If that is the case, could you update your question with this information?

There is no way in C++ to indicate if a compiler-generated function should or shouldn't be inlined. Not even vendor-specific extensions such as __declspec(noinline) will help you there, since you're explicitly handing over all responsibility for the function to the compiler. So the compiler chooses what to do with it, how to implement it and whether or not to inline it. You can't both say "please implement this function for me", and at the same time "please let me control how the function is implemented". If you want control over the function, you have to implement it. ;)

In C++0x, it may be possible (depending on how these vendor-specific extensions interact with functions declared as = default).

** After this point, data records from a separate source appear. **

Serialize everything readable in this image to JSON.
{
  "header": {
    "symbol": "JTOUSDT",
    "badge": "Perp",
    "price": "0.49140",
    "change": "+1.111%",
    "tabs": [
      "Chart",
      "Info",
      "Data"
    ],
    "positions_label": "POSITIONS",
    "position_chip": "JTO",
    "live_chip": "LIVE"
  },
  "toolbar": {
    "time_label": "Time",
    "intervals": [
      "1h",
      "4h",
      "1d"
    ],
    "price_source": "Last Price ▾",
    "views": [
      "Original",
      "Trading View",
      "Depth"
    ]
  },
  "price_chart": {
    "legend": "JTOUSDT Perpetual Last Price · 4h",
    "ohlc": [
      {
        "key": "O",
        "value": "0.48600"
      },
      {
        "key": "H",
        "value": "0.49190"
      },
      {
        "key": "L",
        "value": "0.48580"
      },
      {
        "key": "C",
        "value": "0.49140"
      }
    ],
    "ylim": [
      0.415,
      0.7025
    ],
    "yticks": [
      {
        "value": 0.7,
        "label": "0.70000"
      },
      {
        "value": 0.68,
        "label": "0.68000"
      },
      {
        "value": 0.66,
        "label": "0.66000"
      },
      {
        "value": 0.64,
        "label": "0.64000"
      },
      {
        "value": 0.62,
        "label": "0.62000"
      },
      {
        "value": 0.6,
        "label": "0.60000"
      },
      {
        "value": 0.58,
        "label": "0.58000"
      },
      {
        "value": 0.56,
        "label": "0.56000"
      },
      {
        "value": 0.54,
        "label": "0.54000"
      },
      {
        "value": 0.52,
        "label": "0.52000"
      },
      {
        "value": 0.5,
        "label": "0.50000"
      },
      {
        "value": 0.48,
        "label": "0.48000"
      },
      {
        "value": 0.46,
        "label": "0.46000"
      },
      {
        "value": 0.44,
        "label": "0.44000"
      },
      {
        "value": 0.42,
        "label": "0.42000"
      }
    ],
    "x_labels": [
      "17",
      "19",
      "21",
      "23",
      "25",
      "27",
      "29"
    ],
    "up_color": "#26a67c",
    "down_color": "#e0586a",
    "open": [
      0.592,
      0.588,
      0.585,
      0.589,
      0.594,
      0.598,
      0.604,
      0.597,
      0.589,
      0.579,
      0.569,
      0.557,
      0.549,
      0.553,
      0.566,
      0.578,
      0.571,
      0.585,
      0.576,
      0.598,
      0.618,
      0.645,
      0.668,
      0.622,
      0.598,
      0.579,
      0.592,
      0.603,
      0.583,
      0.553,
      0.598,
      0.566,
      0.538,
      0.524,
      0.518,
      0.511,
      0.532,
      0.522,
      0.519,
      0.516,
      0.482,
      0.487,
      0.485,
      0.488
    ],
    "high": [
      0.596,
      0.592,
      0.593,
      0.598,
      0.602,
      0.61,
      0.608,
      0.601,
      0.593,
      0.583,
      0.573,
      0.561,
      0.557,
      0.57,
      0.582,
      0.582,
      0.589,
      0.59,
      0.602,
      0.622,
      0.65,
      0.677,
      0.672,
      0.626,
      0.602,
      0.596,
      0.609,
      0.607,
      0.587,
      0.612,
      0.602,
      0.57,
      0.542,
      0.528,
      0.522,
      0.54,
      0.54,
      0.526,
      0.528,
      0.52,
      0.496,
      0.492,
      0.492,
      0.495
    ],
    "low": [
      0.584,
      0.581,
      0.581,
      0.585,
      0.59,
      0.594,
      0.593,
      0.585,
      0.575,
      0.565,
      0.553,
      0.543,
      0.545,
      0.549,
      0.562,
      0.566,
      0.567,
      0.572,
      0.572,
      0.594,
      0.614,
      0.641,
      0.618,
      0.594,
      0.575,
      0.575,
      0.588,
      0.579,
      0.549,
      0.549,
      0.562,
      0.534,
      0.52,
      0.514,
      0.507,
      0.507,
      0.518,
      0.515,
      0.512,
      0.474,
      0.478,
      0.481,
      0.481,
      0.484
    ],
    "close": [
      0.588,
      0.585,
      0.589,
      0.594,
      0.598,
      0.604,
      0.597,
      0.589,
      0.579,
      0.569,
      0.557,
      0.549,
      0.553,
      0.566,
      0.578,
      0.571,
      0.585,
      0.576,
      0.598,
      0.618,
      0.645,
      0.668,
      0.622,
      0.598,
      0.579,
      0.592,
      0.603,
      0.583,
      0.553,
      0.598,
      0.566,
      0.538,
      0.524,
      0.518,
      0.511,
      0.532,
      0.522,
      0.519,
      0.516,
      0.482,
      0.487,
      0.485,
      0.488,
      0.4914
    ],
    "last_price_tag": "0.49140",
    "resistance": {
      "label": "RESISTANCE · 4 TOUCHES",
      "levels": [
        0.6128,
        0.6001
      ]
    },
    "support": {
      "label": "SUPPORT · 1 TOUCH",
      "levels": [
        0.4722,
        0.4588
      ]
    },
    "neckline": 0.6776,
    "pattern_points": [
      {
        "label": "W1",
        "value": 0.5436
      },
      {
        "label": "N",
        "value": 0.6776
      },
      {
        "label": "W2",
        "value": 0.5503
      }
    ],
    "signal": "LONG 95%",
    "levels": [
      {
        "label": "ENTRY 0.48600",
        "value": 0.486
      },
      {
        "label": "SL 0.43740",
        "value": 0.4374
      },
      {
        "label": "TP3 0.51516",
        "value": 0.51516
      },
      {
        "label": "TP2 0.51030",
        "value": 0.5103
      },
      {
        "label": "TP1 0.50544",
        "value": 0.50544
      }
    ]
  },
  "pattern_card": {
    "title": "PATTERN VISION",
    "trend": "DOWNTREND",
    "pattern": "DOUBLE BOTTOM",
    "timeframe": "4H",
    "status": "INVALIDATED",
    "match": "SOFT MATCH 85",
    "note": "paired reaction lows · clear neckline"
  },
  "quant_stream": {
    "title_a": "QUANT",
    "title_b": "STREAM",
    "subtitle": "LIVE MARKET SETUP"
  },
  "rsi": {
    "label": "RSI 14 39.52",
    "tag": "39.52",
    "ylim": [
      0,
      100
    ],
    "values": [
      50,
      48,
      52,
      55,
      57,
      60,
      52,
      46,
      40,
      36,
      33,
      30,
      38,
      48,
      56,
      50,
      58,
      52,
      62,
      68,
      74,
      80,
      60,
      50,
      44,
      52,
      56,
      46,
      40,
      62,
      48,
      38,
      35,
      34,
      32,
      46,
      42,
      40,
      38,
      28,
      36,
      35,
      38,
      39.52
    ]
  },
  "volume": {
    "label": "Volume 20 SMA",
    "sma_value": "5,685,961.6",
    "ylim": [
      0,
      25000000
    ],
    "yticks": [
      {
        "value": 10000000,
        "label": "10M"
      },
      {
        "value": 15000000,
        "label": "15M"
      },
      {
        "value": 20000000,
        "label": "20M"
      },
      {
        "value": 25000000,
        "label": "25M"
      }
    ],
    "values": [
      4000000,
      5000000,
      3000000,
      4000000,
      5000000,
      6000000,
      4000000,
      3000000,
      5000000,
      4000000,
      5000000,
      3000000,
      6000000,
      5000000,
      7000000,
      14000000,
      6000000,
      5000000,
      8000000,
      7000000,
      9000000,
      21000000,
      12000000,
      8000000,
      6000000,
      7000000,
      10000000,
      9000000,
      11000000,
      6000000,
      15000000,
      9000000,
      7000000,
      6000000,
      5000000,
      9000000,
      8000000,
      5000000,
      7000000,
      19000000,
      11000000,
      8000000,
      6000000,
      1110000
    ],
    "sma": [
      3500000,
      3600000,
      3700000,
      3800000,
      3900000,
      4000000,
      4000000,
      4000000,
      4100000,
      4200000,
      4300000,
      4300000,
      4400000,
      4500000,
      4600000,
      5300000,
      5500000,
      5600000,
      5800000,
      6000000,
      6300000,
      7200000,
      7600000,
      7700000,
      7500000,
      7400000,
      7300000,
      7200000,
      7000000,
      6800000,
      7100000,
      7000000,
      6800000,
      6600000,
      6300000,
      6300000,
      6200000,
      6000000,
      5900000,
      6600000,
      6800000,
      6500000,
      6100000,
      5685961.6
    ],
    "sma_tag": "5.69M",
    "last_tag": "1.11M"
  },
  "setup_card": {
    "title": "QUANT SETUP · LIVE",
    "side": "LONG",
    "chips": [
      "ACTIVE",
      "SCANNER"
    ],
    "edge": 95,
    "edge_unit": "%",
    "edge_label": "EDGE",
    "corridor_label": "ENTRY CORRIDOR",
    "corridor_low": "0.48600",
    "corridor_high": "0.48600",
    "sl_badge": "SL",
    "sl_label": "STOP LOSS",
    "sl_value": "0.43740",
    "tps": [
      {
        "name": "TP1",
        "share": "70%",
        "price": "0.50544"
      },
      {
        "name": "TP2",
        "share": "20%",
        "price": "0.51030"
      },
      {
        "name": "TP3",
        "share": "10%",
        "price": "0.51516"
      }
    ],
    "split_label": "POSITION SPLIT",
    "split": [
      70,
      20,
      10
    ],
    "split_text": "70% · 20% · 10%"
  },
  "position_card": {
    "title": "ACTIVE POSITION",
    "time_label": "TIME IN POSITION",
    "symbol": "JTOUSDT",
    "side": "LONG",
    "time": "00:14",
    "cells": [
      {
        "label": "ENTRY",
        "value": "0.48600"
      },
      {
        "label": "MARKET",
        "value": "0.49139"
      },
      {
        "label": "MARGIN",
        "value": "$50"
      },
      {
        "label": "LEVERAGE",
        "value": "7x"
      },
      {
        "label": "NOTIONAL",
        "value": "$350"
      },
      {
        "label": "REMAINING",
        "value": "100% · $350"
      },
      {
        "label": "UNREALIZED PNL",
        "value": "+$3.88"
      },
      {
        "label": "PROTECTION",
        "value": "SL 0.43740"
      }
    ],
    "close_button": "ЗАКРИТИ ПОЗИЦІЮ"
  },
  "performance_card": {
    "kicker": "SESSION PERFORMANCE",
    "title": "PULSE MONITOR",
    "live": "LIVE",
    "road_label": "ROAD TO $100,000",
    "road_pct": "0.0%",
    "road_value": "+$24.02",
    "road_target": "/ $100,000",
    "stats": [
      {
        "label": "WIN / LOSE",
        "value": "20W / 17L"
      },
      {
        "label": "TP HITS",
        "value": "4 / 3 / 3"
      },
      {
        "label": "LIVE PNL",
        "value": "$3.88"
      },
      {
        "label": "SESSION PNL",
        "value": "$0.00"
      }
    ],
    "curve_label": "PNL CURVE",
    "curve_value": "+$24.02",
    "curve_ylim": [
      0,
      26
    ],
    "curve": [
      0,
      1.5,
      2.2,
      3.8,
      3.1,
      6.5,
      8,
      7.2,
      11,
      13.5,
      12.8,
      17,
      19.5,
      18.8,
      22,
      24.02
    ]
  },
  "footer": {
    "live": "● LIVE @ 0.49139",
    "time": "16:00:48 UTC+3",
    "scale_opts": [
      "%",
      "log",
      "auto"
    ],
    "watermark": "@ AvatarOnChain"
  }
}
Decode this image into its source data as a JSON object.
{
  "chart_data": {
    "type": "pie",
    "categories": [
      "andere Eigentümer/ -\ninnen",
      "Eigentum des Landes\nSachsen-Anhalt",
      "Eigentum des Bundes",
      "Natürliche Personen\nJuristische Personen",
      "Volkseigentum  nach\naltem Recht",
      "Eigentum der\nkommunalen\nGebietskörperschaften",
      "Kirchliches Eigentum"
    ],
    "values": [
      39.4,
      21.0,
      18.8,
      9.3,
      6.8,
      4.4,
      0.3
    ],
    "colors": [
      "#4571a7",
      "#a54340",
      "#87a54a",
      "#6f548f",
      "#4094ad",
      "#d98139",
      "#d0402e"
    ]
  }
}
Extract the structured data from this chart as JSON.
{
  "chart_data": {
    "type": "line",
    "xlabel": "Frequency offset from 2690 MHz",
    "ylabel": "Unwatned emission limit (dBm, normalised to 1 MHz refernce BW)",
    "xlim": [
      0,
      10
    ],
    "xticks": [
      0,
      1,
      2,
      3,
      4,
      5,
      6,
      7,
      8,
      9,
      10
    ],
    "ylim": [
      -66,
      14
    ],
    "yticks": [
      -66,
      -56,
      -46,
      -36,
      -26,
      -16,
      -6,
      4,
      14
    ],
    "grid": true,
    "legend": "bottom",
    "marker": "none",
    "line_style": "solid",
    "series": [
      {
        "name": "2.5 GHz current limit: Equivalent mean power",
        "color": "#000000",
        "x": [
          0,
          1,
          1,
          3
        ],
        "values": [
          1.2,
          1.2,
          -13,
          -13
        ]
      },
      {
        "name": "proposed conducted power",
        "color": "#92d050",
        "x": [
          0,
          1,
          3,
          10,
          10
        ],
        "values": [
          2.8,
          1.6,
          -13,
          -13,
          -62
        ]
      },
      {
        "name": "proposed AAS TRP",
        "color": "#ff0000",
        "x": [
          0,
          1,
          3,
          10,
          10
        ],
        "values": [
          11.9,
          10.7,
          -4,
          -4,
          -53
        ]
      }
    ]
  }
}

But again, I'm not convinced that inlining is the issue. Most likely, the two functions just result in different assembly code being generated.

jalf
+1. The compiler might well be unable to inline the explicitly written cctor if it is in a source file (as opposed to a header file), as I assume. But I agree with the main reasoning and the rest of the answer.
Gorpik
@Gorpik: it might, but that depends on compiler flags. MSVC can inline across translation units and even .libs with the right flags. And I'd assume they use fairly aggressive optimization if they're concerned about a 5% reduction in performance.
jalf
I have edited the question to include a note that we *have* actually checked the assembly. I assure you, the only difference between the two versions where performance was measured is this one inlined vs. not-inlined copy ctor. (And yes, the manual copy ctor is obvioulsy not inline as it is implemented in a cpp file and we do not use whole-prg-optimization.)
Martin
Interesting. In that case, I stand corrected. :) I guess you'll have to explicitly implement the function then (or try, as @GMan suggested in another comment, optimizing for size rather than speed)
jalf
A: 

You could use some sort of nested object. In this way the nested object's copy constructor can be left as the maintenance-free default, but you still have an explicitly created copy constructor that you can declare noinline.

class some_object_wrapper {
    original_object obj;
    __declspec(noinline) some_object_wrapper(const some_object_wrapper& ref) 
        : obj(ref) {}
    // Other function accesses and such here
};

If you're desperate, you could compile the class in question separately in a .lib and link to it. Changing it to a different translation unit will not stop VC++ from inlining it. Also, I have to question as to whether they're actually doing the same thing. Why did you implement a manual copy constructor if it does the same as the default copy constructor?

DeadMG
"Why did you implement a manual copy constructor if it does the same as the default copy constructor?" ... I had to laugh at that .... have you ever waded through legacy code? The amount of cargo cult programming you can find is simply astounding :-)
Martin